Descrizione di carattere storico artistico relativa all’oggetto
Nonostante il suo cattivo stato di conservazione, le tante lacune ed abrasioni, si tratta di uno dei quadri del tardo-manierismo napoletano più celebrati dalle fonti e dalle guide antiche della città, da D’Engenio (1623), Tutini (1667 circa), Sarnelli (1685) e Celano (1692) sino a De Dominici (1742-45), Sigismondo (1788), Catalani (1845) e Galante (1872), che lo ricordano sempre con apprezzamento, come “dipinto assai bene, con colori vivissimi, e molto ben disegnato” e lo riferiscono sempre al poco noto pittore locale Cesare Turco, un artista che, a detta del D’Engenio “fiorì nel 1560”.
Cesare Turco è, per il resto, una personalità piuttosto misteriosa. A detta del biografo settecentesco De Dominici era nato ad Ischitella, in Capitanata, e questo dettaglio consente di identificarlo con tutta probabilità con quel “Cesare Laganaza di Ischitella” che nel 1549 entrava come tirocinante nella bottega di Pietro Negroni, un pittore calabrese attivo a Napoli e dal quale potrebbe aver ben appreso sia quelle componenti espressive e di radice ancora polidoresca, sia quelle orientate verso il manierismo romano di metà secolo che s’individuano nelle fisionomie molto caratterizzate e nel paesaggio rovinoso “all’antica” del nostro Battesimo.

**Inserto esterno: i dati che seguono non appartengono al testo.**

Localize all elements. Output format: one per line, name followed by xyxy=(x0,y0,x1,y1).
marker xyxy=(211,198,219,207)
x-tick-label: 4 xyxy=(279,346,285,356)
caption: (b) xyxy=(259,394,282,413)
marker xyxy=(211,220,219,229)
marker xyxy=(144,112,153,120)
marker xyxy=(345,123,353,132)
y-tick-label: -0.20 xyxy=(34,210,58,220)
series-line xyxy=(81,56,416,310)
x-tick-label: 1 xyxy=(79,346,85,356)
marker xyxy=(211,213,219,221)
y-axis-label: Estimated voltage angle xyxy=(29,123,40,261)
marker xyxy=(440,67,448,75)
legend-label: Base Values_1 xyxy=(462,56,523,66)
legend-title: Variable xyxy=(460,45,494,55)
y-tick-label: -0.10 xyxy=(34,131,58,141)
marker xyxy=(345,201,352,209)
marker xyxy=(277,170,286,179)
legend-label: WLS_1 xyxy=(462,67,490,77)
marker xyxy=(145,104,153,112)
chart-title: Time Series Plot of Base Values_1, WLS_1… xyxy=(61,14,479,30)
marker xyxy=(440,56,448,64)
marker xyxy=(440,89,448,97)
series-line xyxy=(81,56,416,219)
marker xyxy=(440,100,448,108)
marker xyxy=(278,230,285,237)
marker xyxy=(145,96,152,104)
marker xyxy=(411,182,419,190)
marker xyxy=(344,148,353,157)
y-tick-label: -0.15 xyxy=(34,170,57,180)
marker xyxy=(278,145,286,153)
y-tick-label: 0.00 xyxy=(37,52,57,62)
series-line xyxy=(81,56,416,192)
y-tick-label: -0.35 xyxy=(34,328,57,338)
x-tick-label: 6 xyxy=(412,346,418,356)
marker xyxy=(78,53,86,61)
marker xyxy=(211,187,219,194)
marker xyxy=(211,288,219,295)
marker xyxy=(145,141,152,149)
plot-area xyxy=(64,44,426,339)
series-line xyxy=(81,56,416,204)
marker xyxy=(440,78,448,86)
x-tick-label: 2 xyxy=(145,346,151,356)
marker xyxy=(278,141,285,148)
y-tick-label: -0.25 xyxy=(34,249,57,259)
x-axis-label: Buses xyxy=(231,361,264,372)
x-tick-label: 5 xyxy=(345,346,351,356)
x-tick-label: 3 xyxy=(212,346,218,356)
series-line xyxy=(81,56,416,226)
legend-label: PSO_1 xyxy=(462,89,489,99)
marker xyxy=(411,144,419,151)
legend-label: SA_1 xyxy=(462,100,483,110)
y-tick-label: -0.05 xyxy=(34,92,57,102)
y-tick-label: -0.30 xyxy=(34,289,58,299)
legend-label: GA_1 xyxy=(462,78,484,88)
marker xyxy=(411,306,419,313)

Come “Cesare Turco” l’artista è documentato in città nel 1559 e nel 1568, in contatto coll’altro pittore Michele Curia, padre del più noto Francesco, in società col quale Turco realizzava – appunto nel ’68 – un polittico con l’Annunciazione e santi per la cappella del barone di Latronico in San Lorenzo Maggiore che ancora si conserva e che in alcune sue parti si confronta efficacemente col nostro Battesimo; mentre non è certo si riferiscano a lui altri documenti, fra il 1573 e il 1588, intestati a un Cesare “della Laganazza” o “della Lagonessa”.
Insieme col più modesto Michele Curia, cogli altri pittori campani Decio Tramontano, Giovann’Angelo Criscuolo, Deodato Guinaccia e Donato Piperno e con quello salentino Gianserio Strafella, Cesare Turco l testimonia, nel corso della seconda metà del Cinquecento, l’esistenza di una “terza via”, intermedia tra la pittura realistica e devota, fedelmente ispirata ai principi della Controriforma, dei meridionali Giovan Bernardo Lama e Silvestro Buono e il manierismo di tradizione tosco-romana dell’immigrato Marco Pino.
Informazioni sullo stato della conservazione
Il dipinto è in cattivo stato di conservazione: il supporto ligneo non presenta gravi danni anche se la fibra legnosa appare leggermente impoverita e quindi digregata. I danni più gravi interessano il recto del dipinto: il film pittorico è in molti punti completamente distaccato e la preparazione è fortemente polverizzata. I distacchi sono visibili per una craquelure in alcuni casi assai pronunciata, e in altri per microfessurazioni visibili a luce radente.
La superficie pittorica è offuscata per una forte alterazione pigmentale delle vernici ossidate. Sono presenti lacune diffuse e di media entità, oltre che abrasioni della pellicola pittorica.
Informazioni sulla fruizione e orari di apertura
L’intervento che si vuole finanziare è il restauro conservativo ed estetico della tavola dipinta. Il dipinto verrà musealizzato.